UW Women's Center

State Legislation


Washington State Legislation Addressing

Human Trafficking: Adult and Minors

Provided by the office of Senator Jeanne Kohl-Welles (36th Legislative District)

2012 Proposed Legislation

  • Senate Bill 6251 regulates advertising of commercial sexual abuse of a minor. (Kohl-Welles/Katherine Taylor)
  • Senate Bill 6252 addresses commercial sexual abuse of a minor and promoting prostitution in the first degree. (Kline/Aldo Melchiori)
  • Senate Bill 6253 concerns seizure and forfeiture of property in commercial sexual abuse of a minor and promoting prostitution in the first degree crimes. (Eide/Aldo Melchiori)
  • Senate Bill 6254 changes promoting prostitution provisions. (Delvin/Aldo Melchiori)
  • Senate Bill 6255 concerns victims of human trafficking and promoting prostitution. (Fraser/Aldo Melchiori)
  • Senate Bill 6256 adds commercial sexual abuse of a minor to the list of criminal street gang-related offenses. (Conway/Juliana Roe)
  • Senate Bill 6257 addresses sexually explicit performance. (Roach/Juliana Roe)
  • Senate Bill 6259 addresses restitution for human trafficking and prostitution. (Shin/Juliana Roe)
  • Senate Bill 6260 revises registration requirements and fees charged for various criminal offenses. (Delvin/Juliana Roe)
  • Senate Bill 6258 concerns unaccompanied persons. (Stevens/Katherine Taylor)



  • Senate Bill 5482 authorizes local government to use affordable housing funds to provide housing assistance to victim of human trafficking and their families (Sen. Kohl Welles).
  • House Bill 1874 allows law enforcement officers to conduct surveillance operations on suspected human trafficking and child-prostitution activities with the consent of the victim.  It also authorizes prosecutors to request assistance from juveniles in the undercover surveillance of telephone communication in trafficking investigations without putting them in danger (Rep. Dickerson/Sen. Delvin)
  • Senate Bill 5546 amends the criminal definition of human trafficking to include the illegal harvesting or sale of human organs and broadens the scope of the crime to hold accountable criminals caught transporting of person despite knowing that the person will eventually be forced into prostitution or manual labor (Sen. Kohl-Welles).
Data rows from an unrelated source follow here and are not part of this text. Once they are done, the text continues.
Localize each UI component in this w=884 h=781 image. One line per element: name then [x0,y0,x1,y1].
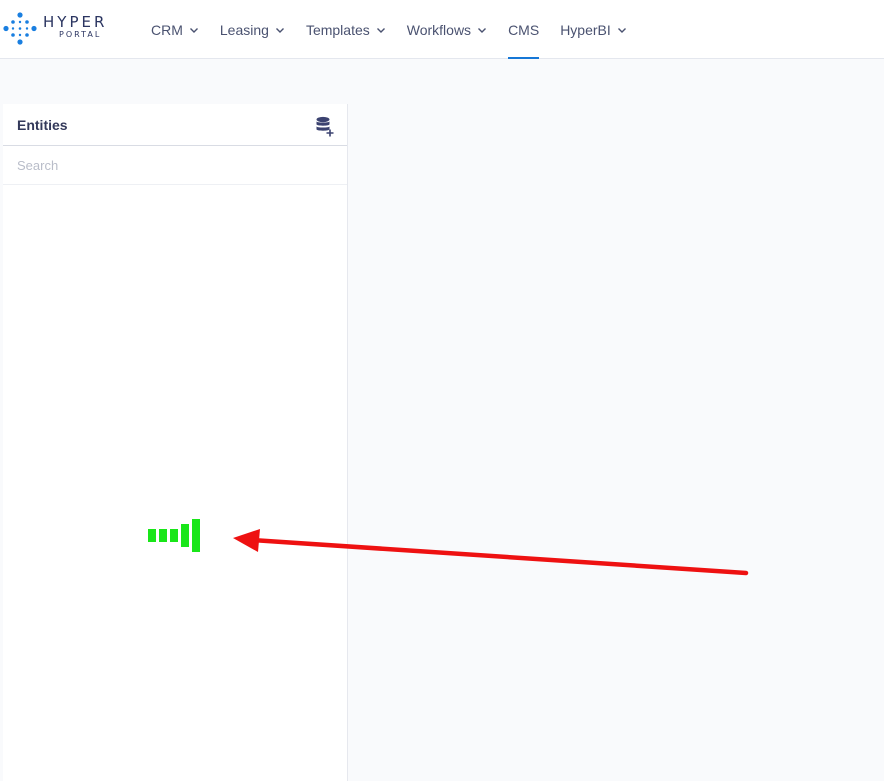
nav-item-leasing[interactable]: Leasing [220,0,285,59]
nav-item-workflows[interactable]: Workflows [407,0,487,59]
nav-item-label: Workflows [406,21,472,38]
entities-search-input[interactable] [3,146,347,184]
chevron-down-icon [376,27,385,33]
chevron-down-icon [617,27,626,33]
nav-item-hyperbi[interactable]: HyperBI [560,0,627,59]
hyper-portal-logo[interactable]: HYPER PORTAL [3,11,115,47]
logo-subtitle: PORTAL [59,30,102,39]
main-nav: CRM Leasing Templates Workflows CMS Hype… [151,0,648,59]
top-navigation-bar: HYPER PORTAL CRM Leasing Templates Workf… [0,0,884,59]
nav-item-cms[interactable]: CMS [508,0,540,59]
entities-panel-header: Entities [3,104,347,146]
logo-wordmark: HYPER [43,13,108,31]
nav-item-label: CRM [151,21,183,38]
nav-item-label: Templates [305,21,370,38]
nav-item-label: CMS [508,21,540,38]
nav-item-label: Leasing [219,21,269,38]
chevron-down-icon [275,27,284,33]
logo-dots-icon [3,12,37,45]
nav-item-label: HyperBI [560,21,611,38]
entities-search-row [3,146,347,185]
entities-panel: Entities [3,104,348,781]
chevron-down-icon [189,27,198,33]
nav-item-templates[interactable]: Templates [306,0,386,59]
chevron-down-icon [478,27,487,33]
entities-title: Entities [17,117,68,133]
nav-item-crm[interactable]: CRM [151,0,199,59]
database-add-icon[interactable] [315,116,335,138]
signal-bars-loading-icon [148,519,200,552]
  • Senate Bill 6332, builds on SB 5850 enacted in 2009, requires international labor recruiters and domestic employers of foreign workers to disclose federal and state labor laws to nonimmigrant workers and adds civil penalties (Sen. Kohl-Wells).
  • Senate Bill 6476 strengthens penalties on commercial sexual abuse of a minor and requires development of training of law enforcement officers (Sen. Stevens).
  • Senate Bill 6330 allows informational posters on domestic trafficking, including juveniles, to be posted at rest stops throughout our state which could be very helpful for individuals being taken to international events such as the Winter Olympics which were held in British Columbia (Sen. Kohl-Welles).



  • Senate Bill 5850– the first legislation of its kind in the nation- requires international labor recruiters and domestic employers of foreign workers to disclose labor laws to employees and works to provide health care providers information to help identify human trafficking victims (Sen. Kohl-Welles).
  • House Bill 1505 allows a prosecutor to divert a case where a juvenile agrees to participate in a program to provide wraparound services, including mental health counseling (Rep. Dickerson).



  • Senate Bill 6339 adds victims of human trafficking to the list of victims eligible for state’s address confidentiality program (Sen. Kohl-Wells).
  • Senate Bill 5718 creates a new crime of commercial sexual abuse of a minor, replacing the crime of patronizing a juvenile prostitute and adds an additional one-year penalty to the sentence of someone convicted of the most serious crimes of sexual abuse against children, if the offender paid to engage in the abuse (Sen. Kohl-Welles).









  • House Bill 1175 creates two crime definitions relating to human trafficking and expanded the definition of criminal profiteering in the Criminal Profiteering Act to include the crime of trafficking—making Washington the first Legislature in the nation to criminalize trafficking and specify penalties. (Rep. Veloria).
  • House Bill 1826 increases protections for the mail-order brides (Rep. Veloria).
  • Federal International Marriage Brokers Regulations Act is sponsored by US Senator Maria Cantwell and U.S. Representative Rick Larsen, modeled after 2002’s Mail-Order Bride Act.



  • House Bill 2381 creates Task Force Against Trafficking of Persons—the first of its kind in the nation (Rep. Veloria)
  • Senate Bill 6412, the Mail-Order Bride Act, provides protections for foreign brides of Washington residents who go through online international marriage brokers. (Sen. Kohl-Welles).